On top of that, the worldwide crisis of diseases. These snipers are circling the souls that make us feel as there is no hope whatsoever. Within moments of notice, we can get a message from on the Worldwide News with a national alert, “Outbreak” an imminent alert, everyone is worried and panicked!

Indeed, the situation feels as though God is not good nor near the situation.

But the Lamentation doesn’t end there. The author remembers!

 

The Steadfastness of God and His Faithfulness

“But this I call to mind” (v. 21) could be translated as “returns” by remembering. As a result? “and therefore, I have HOPE”

What does he remember?

The steadfast love of the LORD never ceases;
His mercies never come to an end;
They are new every morning;
Great is Your faithfulness. (vv. 22-23).

As believers, it is not wise to interpret God based on circumstance. Christians must continually remember (return) to Who God is and His wonderful deeds of the past. Christians can have hope in the Lord even though things are not turning around the way they have originally hoped for.

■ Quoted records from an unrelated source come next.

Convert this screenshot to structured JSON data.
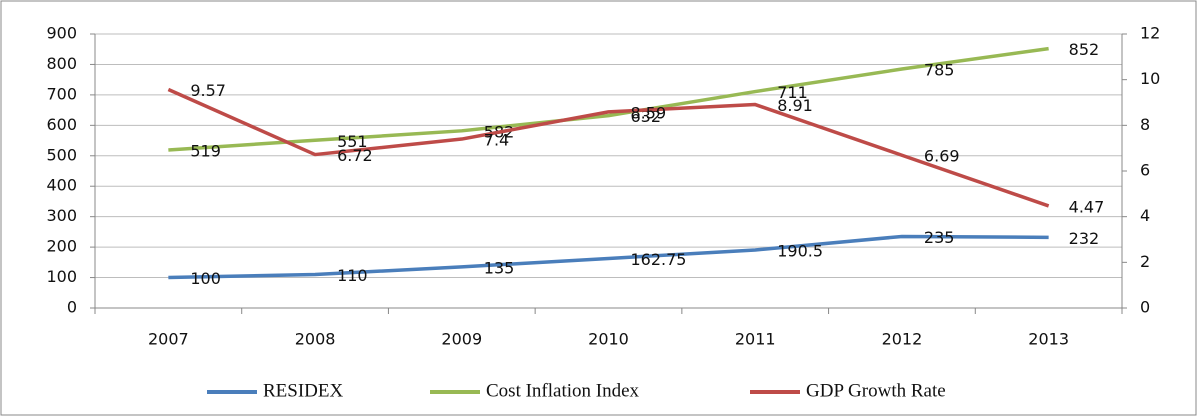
{
  "chart_data": {
    "type": "line",
    "categories": [
      "2007",
      "2008",
      "2009",
      "2010",
      "2011",
      "2012",
      "2013"
    ],
    "series": [
      {
        "name": "RESIDEX",
        "color": "#4a7ebb",
        "values": [
          100,
          110,
          135,
          162.75,
          190.5,
          235,
          232
        ]
      },
      {
        "name": "Cost Inflation Index",
        "color": "#98b954",
        "values": [
          519,
          551,
          582,
          632,
          711,
          785,
          852
        ]
      },
      {
        "name": "GDP Growth Rate",
        "color": "#be4b48",
        "axis": "y2",
        "values": [
          9.57,
          6.72,
          7.4,
          8.59,
          8.91,
          6.69,
          4.47
        ]
      }
    ],
    "ylim": [
      0,
      900
    ],
    "yticks": [
      0,
      100,
      200,
      300,
      400,
      500,
      600,
      700,
      800,
      900
    ],
    "y2lim": [
      0,
      12
    ],
    "y2ticks": [
      0,
      2,
      4,
      6,
      8,
      10,
      12
    ],
    "grid": true,
    "legend": "bottom",
    "data_labels": true
  }
}
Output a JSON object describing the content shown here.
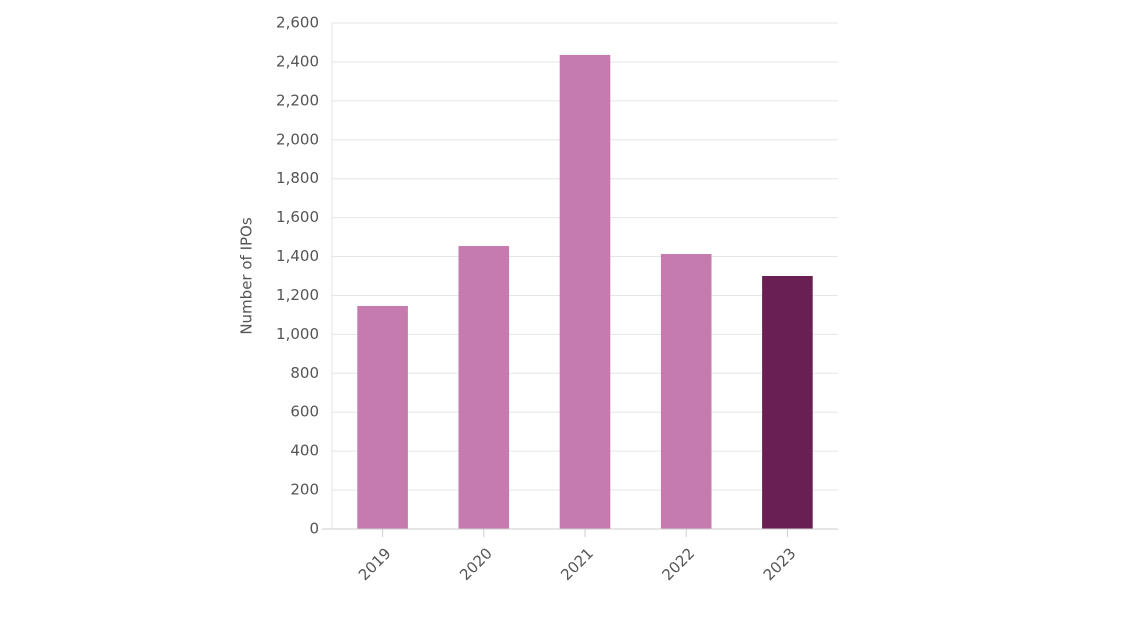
{
  "chart_data": {
    "type": "bar",
    "y_label": "Number of IPOs",
    "categories": [
      "2019",
      "2020",
      "2021",
      "2022",
      "2023"
    ],
    "values": [
      1146,
      1454,
      2436,
      1413,
      1300
    ],
    "colors": [
      "#c57bae",
      "#c57bae",
      "#c57bae",
      "#c57bae",
      "#6a1f53"
    ],
    "ylim": [
      0,
      2600
    ],
    "yticks": [
      0,
      200,
      400,
      600,
      800,
      {
        "value": 1000,
        "label": "1,000"
      },
      {
        "value": 1200,
        "label": "1,200"
      },
      {
        "value": 1400,
        "label": "1,400"
      },
      {
        "value": 1600,
        "label": "1,600"
      },
      {
        "value": 1800,
        "label": "1,800"
      },
      {
        "value": 2000,
        "label": "2,000"
      },
      {
        "value": 2200,
        "label": "2,200"
      },
      {
        "value": 2400,
        "label": "2,400"
      },
      {
        "value": 2600,
        "label": "2,600"
      }
    ],
    "grid": true
  }
}
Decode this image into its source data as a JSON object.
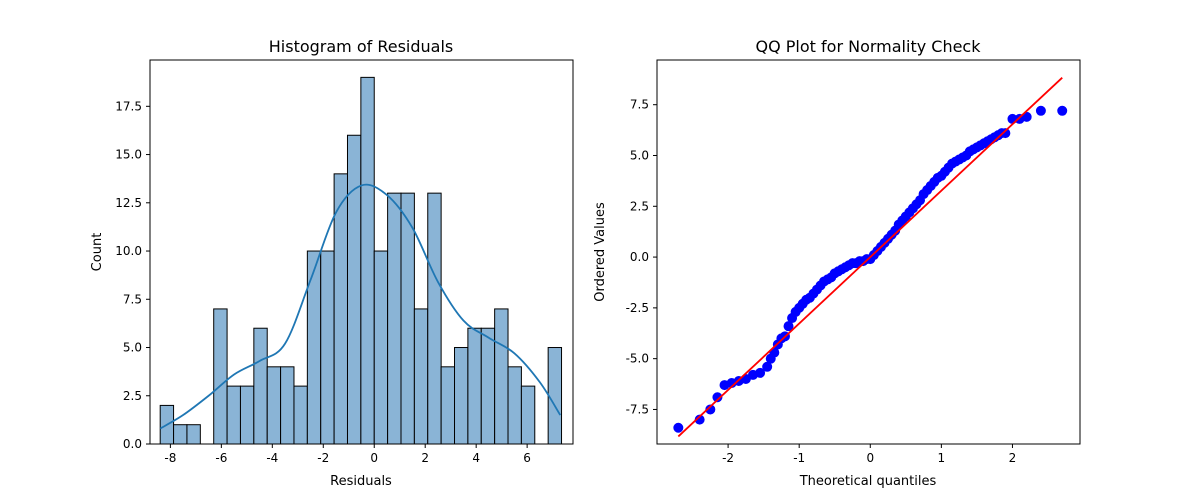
{
  "chart_data": [
    {
      "type": "bar",
      "title": "Histogram of Residuals",
      "xlabel": "Residuals",
      "ylabel": "Count",
      "xlim": [
        -8.8,
        7.8
      ],
      "ylim": [
        0,
        19.9
      ],
      "xticks": [
        -8,
        -6,
        -4,
        -2,
        0,
        2,
        4,
        6
      ],
      "yticks": [
        0.0,
        2.5,
        5.0,
        7.5,
        10.0,
        12.5,
        15.0,
        17.5
      ],
      "bin_edges": [
        -8.4,
        -7.875,
        -7.35,
        -6.825,
        -6.3,
        -5.775,
        -5.25,
        -4.725,
        -4.2,
        -3.675,
        -3.15,
        -2.625,
        -2.1,
        -1.575,
        -1.05,
        -0.525,
        0.0,
        0.525,
        1.05,
        1.575,
        2.1,
        2.625,
        3.15,
        3.675,
        4.2,
        4.725,
        5.25,
        5.775,
        6.3,
        6.825,
        7.35
      ],
      "values": [
        2,
        1,
        1,
        0,
        7,
        3,
        3,
        6,
        4,
        4,
        3,
        10,
        10,
        14,
        16,
        19,
        10,
        13,
        13,
        7,
        13,
        4,
        5,
        6,
        6,
        7,
        4,
        3,
        0,
        5
      ],
      "kde": {
        "x": [
          -8.4,
          -7.5,
          -6.5,
          -5.5,
          -4.5,
          -3.5,
          -2.5,
          -1.5,
          -0.5,
          0.5,
          1.5,
          2.5,
          3.5,
          4.5,
          5.5,
          6.5,
          7.3
        ],
        "y": [
          0.8,
          1.5,
          2.5,
          3.6,
          4.3,
          5.2,
          8.5,
          12.0,
          13.4,
          12.9,
          11.2,
          8.4,
          6.4,
          5.5,
          4.7,
          3.2,
          1.5
        ]
      },
      "colors": {
        "bar_fill": "#8ab4d6",
        "bar_edge": "#000000",
        "kde_line": "#1f77b4"
      },
      "grid": false
    },
    {
      "type": "scatter",
      "title": "QQ Plot for Normality Check",
      "xlabel": "Theoretical quantiles",
      "ylabel": "Ordered Values",
      "xlim": [
        -3.0,
        2.95
      ],
      "ylim": [
        -9.2,
        9.7
      ],
      "xticks": [
        -2,
        -1,
        0,
        1,
        2
      ],
      "yticks": [
        -7.5,
        -5.0,
        -2.5,
        0.0,
        2.5,
        5.0,
        7.5
      ],
      "points": {
        "x": [
          -2.7,
          -2.4,
          -2.25,
          -2.15,
          -2.05,
          -1.95,
          -1.85,
          -1.75,
          -1.65,
          -1.55,
          -1.45,
          -1.4,
          -1.35,
          -1.3,
          -1.25,
          -1.2,
          -1.15,
          -1.1,
          -1.05,
          -1.0,
          -0.95,
          -0.9,
          -0.85,
          -0.8,
          -0.75,
          -0.7,
          -0.65,
          -0.6,
          -0.55,
          -0.5,
          -0.45,
          -0.4,
          -0.35,
          -0.3,
          -0.25,
          -0.2,
          -0.15,
          -0.1,
          -0.05,
          0.0,
          0.05,
          0.1,
          0.15,
          0.2,
          0.25,
          0.3,
          0.35,
          0.4,
          0.45,
          0.5,
          0.55,
          0.6,
          0.65,
          0.7,
          0.75,
          0.8,
          0.85,
          0.9,
          0.95,
          1.0,
          1.05,
          1.1,
          1.15,
          1.2,
          1.25,
          1.3,
          1.35,
          1.4,
          1.45,
          1.5,
          1.55,
          1.6,
          1.65,
          1.7,
          1.75,
          1.8,
          1.85,
          1.9,
          2.0,
          2.1,
          2.2,
          2.4,
          2.7
        ],
        "y": [
          -8.4,
          -8.0,
          -7.5,
          -6.9,
          -6.3,
          -6.2,
          -6.1,
          -6.0,
          -5.8,
          -5.7,
          -5.4,
          -5.0,
          -4.7,
          -4.3,
          -4.0,
          -3.9,
          -3.4,
          -3.0,
          -2.7,
          -2.5,
          -2.3,
          -2.1,
          -2.0,
          -1.8,
          -1.6,
          -1.4,
          -1.2,
          -1.1,
          -1.0,
          -0.8,
          -0.7,
          -0.6,
          -0.5,
          -0.4,
          -0.3,
          -0.3,
          -0.2,
          -0.2,
          -0.1,
          -0.1,
          0.1,
          0.3,
          0.5,
          0.7,
          0.9,
          1.1,
          1.3,
          1.6,
          1.8,
          2.0,
          2.2,
          2.4,
          2.6,
          2.8,
          3.1,
          3.3,
          3.5,
          3.7,
          3.9,
          4.0,
          4.2,
          4.4,
          4.6,
          4.7,
          4.8,
          4.9,
          5.0,
          5.2,
          5.3,
          5.4,
          5.5,
          5.6,
          5.7,
          5.8,
          5.9,
          6.0,
          6.1,
          6.1,
          6.8,
          6.8,
          6.9,
          7.2,
          7.2
        ]
      },
      "fit_line": {
        "slope": 3.27,
        "intercept": 0.0,
        "x_range": [
          -2.7,
          2.7
        ]
      },
      "colors": {
        "points": "#0000ff",
        "fit_line": "#ff0000"
      },
      "grid": false
    }
  ]
}
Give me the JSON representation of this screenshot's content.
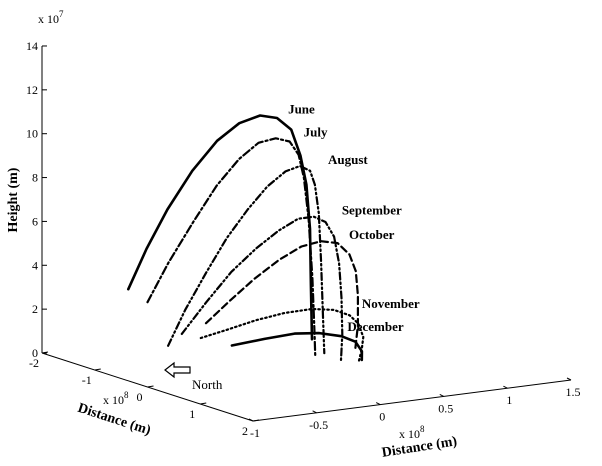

That is the reason even the Psalmist can say similarly,

“I was envious the arrogant when I saw the prosperity of the wicked” (Ps 73:3),
“Until I went into the sanctuary of God!” (Ps 73:17).

When there is a turn, Christians can remember and there is true lasting hope.

Amid Worldwide Criss to Have Deep Faith and Hope Through God’s Mercy

Maybe there is someone you know who needs to hear this or maybe you needed to hear this great reminder.

When people are often anxious, worried, fearful or depressed, they often have the wrong thinking of who God is. Sadly, people are often not thinking about God and God is not at all in the equation of the present circumstance.

Even though it is out of the depths of the utmost distress that we seek God, we always find him to be good to us.

You must not think because of the present circumstance is difficult, the LORD has forsaken you and somehow does not love you.

As the great Hymn Great is Thy Faithfulness puts it well in the chorus line,

Great is Thy faithfulness
Great is Thy faithfulness
Morning by morning new mercies I see
And all I have needed Thy hand hath provided
Great is Thy faithfulness
Lord unto me.

For hope is not defined by the absence of hardship. Rather, hope is found in God’s grace in hardship. Hope is found in his promise to give us a future.

God may not change whatever circumstance that you are going through right now, but He does give you perseverance to overcome by His glorious grace (Rom 5:3-4).